Chef's £2.2m injury claim rejected after photos showed him kayaking
An airport chef who claimed he was left barely able to walk after an accident at work had his £2.2m compensation claim thrown out after he was pictured on Facebook kayaking with his children.
Ferenc Sumegi strained his back lifting a fish tray at Heathrow and said the "unbearable" ongoing pain meant he had to use a stick or crutches to walk and often spent 18 hours a day lying down.
He sued his former employer, airport caterer Gate Gourmet UK Ltd, for £2.2m in compensation for his injuries and the loss of his career in the kitchen.
But his case was thrown out and he was handed a £75,000 court costs bill after Facebook evidence emerged showing him kayaking, carrying his children on his shoulders, and throwing a stick for a dog.
At Oxford County Court last March, judge Melissa Clarke found Sumegi's claim "fundamentally dishonest" - and the ruling was upheld by Mr Justice Yip at the High Court last week.
The court heard Sumegi, 49, who lives in Berkshire, hurt his back in October 2012 while working as a chef at Heathrow Airport, preparing meals for airline flights.
Lifting a tray of fish from a trolley, he strained his back and was left plagued by "unbearable" pain that blighted his work and day-to-day life, he said.
He said he couldn't lift anything heavy or "do sudden movements," was unable to take his children to the park and couldn't run, kneel or squat down.
Although he managed to return to work after taking time off to recover, he said he had to quit his job with Gate Gourmet in June 2013 due to his disabilities.
Sumegi claimed £2.2m compensation for his alleged "significant and continuing disability" and said: "I was unable to work as a chef as I could not do any lifting and could make no sudden movements.
"If I have to stand for too long then the pain in my back would be unbearable.
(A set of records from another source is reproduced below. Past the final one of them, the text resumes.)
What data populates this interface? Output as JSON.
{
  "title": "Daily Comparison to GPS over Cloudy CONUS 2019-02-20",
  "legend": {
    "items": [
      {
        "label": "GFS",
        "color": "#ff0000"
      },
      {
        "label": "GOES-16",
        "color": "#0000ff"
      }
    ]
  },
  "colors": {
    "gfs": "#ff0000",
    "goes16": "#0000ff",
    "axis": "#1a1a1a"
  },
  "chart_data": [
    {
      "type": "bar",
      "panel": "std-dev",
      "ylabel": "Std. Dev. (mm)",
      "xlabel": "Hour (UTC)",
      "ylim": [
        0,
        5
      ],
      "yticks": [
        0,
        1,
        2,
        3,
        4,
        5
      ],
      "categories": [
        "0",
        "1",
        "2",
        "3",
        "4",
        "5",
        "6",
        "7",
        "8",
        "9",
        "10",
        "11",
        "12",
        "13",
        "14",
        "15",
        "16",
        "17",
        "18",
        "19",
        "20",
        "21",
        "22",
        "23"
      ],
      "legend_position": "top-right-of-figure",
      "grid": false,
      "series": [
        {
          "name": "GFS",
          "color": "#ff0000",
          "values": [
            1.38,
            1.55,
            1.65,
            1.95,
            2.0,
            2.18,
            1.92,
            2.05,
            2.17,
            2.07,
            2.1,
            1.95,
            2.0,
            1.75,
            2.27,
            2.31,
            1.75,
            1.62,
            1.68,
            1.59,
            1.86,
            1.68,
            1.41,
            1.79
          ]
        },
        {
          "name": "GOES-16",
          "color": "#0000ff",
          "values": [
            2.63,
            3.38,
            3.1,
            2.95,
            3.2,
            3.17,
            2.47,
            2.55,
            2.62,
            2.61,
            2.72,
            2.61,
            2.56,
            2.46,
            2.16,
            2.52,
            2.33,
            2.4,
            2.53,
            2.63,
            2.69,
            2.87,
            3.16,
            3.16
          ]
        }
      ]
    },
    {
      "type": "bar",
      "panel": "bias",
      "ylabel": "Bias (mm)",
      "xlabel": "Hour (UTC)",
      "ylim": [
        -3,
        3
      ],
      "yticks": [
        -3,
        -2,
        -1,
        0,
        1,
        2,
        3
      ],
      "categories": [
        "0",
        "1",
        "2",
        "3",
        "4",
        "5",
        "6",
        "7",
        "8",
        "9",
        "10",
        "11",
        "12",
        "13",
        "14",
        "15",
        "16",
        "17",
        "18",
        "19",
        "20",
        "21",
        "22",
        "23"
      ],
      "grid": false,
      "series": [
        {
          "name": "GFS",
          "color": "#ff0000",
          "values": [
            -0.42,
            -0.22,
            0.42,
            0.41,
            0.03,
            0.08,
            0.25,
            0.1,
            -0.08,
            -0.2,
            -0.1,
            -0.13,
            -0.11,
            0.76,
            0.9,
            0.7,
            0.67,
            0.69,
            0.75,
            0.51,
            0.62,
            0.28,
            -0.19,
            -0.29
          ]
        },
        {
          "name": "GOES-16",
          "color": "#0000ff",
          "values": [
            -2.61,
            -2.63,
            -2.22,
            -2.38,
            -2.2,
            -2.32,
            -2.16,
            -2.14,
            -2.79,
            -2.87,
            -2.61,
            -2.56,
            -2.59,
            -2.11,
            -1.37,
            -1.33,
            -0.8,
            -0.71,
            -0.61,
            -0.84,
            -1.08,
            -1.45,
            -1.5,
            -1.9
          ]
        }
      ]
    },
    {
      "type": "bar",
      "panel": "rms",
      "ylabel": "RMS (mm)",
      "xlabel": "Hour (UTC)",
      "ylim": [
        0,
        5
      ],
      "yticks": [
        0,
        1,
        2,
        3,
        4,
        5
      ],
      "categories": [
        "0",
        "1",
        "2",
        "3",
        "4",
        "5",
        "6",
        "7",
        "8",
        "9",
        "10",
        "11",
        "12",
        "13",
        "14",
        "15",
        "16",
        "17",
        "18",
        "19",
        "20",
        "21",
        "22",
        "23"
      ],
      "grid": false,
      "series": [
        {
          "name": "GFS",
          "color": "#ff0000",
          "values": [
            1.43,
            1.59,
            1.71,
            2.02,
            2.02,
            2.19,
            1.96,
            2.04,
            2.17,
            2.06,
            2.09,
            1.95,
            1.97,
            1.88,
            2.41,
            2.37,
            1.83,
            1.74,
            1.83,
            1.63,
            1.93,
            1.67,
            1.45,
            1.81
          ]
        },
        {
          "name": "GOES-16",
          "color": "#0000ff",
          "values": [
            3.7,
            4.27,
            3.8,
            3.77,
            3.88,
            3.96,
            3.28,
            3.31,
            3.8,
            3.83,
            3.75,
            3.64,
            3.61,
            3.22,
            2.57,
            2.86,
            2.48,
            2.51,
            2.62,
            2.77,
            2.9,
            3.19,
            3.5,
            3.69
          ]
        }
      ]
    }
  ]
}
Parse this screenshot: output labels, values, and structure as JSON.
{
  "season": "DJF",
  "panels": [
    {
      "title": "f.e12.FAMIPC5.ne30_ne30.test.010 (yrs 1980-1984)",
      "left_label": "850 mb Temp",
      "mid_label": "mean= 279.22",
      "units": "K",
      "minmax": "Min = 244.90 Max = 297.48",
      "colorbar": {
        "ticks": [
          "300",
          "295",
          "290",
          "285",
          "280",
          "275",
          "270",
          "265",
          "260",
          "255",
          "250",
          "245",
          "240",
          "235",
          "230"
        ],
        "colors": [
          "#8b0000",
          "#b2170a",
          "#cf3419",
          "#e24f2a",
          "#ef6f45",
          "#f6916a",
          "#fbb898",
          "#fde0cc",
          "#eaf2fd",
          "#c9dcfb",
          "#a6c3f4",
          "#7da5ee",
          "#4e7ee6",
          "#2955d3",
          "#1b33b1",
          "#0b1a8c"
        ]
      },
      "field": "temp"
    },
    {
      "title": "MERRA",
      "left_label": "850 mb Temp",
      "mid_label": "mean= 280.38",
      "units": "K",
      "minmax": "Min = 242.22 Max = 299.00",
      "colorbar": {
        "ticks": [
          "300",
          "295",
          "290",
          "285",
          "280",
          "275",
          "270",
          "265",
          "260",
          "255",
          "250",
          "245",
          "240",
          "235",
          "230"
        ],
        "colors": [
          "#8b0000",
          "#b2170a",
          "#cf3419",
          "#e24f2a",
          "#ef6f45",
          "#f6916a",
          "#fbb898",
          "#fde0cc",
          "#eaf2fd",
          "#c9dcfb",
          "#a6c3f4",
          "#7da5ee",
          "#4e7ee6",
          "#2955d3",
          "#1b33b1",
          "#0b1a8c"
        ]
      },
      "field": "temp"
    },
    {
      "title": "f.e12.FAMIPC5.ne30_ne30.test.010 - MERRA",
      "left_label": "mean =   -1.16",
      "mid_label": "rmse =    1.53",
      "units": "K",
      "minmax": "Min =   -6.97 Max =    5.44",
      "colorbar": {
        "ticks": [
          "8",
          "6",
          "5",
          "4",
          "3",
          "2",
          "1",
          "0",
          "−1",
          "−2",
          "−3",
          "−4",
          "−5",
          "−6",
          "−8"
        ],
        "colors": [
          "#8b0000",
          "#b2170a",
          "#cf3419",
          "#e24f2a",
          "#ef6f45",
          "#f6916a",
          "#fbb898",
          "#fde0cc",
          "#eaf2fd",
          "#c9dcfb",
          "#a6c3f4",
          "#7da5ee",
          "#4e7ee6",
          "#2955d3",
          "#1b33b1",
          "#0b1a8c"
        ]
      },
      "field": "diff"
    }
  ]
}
There is no way I could go back to work as a chef."
He told a medic he resorted to holding onto furniture to get around at home, although he sometimes used his stick, and the doctor said Sumegi walked around his surgery – when examined – with "a rather crab-like, wide-based gait".
Lawyers for Gate Gourmet accepted that he suffered a genuine back injury, but insisted any symptoms caused by the accident would have cleared up within 14 months.
They argued his compensation claim was worth about £5,000 and that the £2.2m lawsuit was grossly inflated and "fundamentally dishonest".
A surveillance operation was mounted, covertly recording his movements, while investigations into social media led to his former bosses accusing him of "fundamental dishonesty" in his claim.
Photos showed him "vigorously throwing a stick for his dog", "kneeling in the sand burying his daughter at the beach", and "a photo of Sumegi in a river with a daughter on each shoulder and his arms in the air," they said.
He was also snapped fishing and going kayaking and paddle boarding.
Sumegi insisted that evidence from Facebook was misleading as the photos had been posted by his partner, who "only puts positive photos on her page".
He also had good days and bad days, he maintained.
"She doesn't put pictures of me with a stick or which show my disabilities," he said in evidence.
Judge Clarke, dismissing Sumegi's case last year, said video surveillance evidence from September and November 2020 showed him walking without any aids, filling his car up with petrol and doing the supermarket run without any problems.
"He doesn't show any discernible difficulty in doing anything that he has set out to do," she said.
She accepted that some of the Facebook photographs might well have been "posed," but added that some couldn't be "explained away".
"One is of him whirling his elder daughter in a circle," she said. "This is not a movement which in my view would be undertaken by someone with the level of back pain and disability that he describes - even on a good day."
She found Sumegi had "altered his gait" and exaggerated problems climbing stairs to boost his compensation claim.
She said his genuine back injury would have been worth only £4,970 in damages, rather than the seven-figure sum he claimed.
Sumegi challenged the decision in London's High Court last week, seeking a retrial on the basis that the judge "simply got her decision wrong" and "that he has not been dishonest and is not a liar".
But after a brief hearing, Mrs Justice Yip refused him permission to appeal, labelling the judgment against Sumegi a "model of fairness".
"The judge reached findings which were plainly open to her and seem inevitable on the evidence that was before the court," she concluded.
She said there was no "prospect of an appeal being successful".
Sumegi was left to foot the massive lawyers' bill for his "fundamentally dishonest" claim, with £75,000 to be paid up front.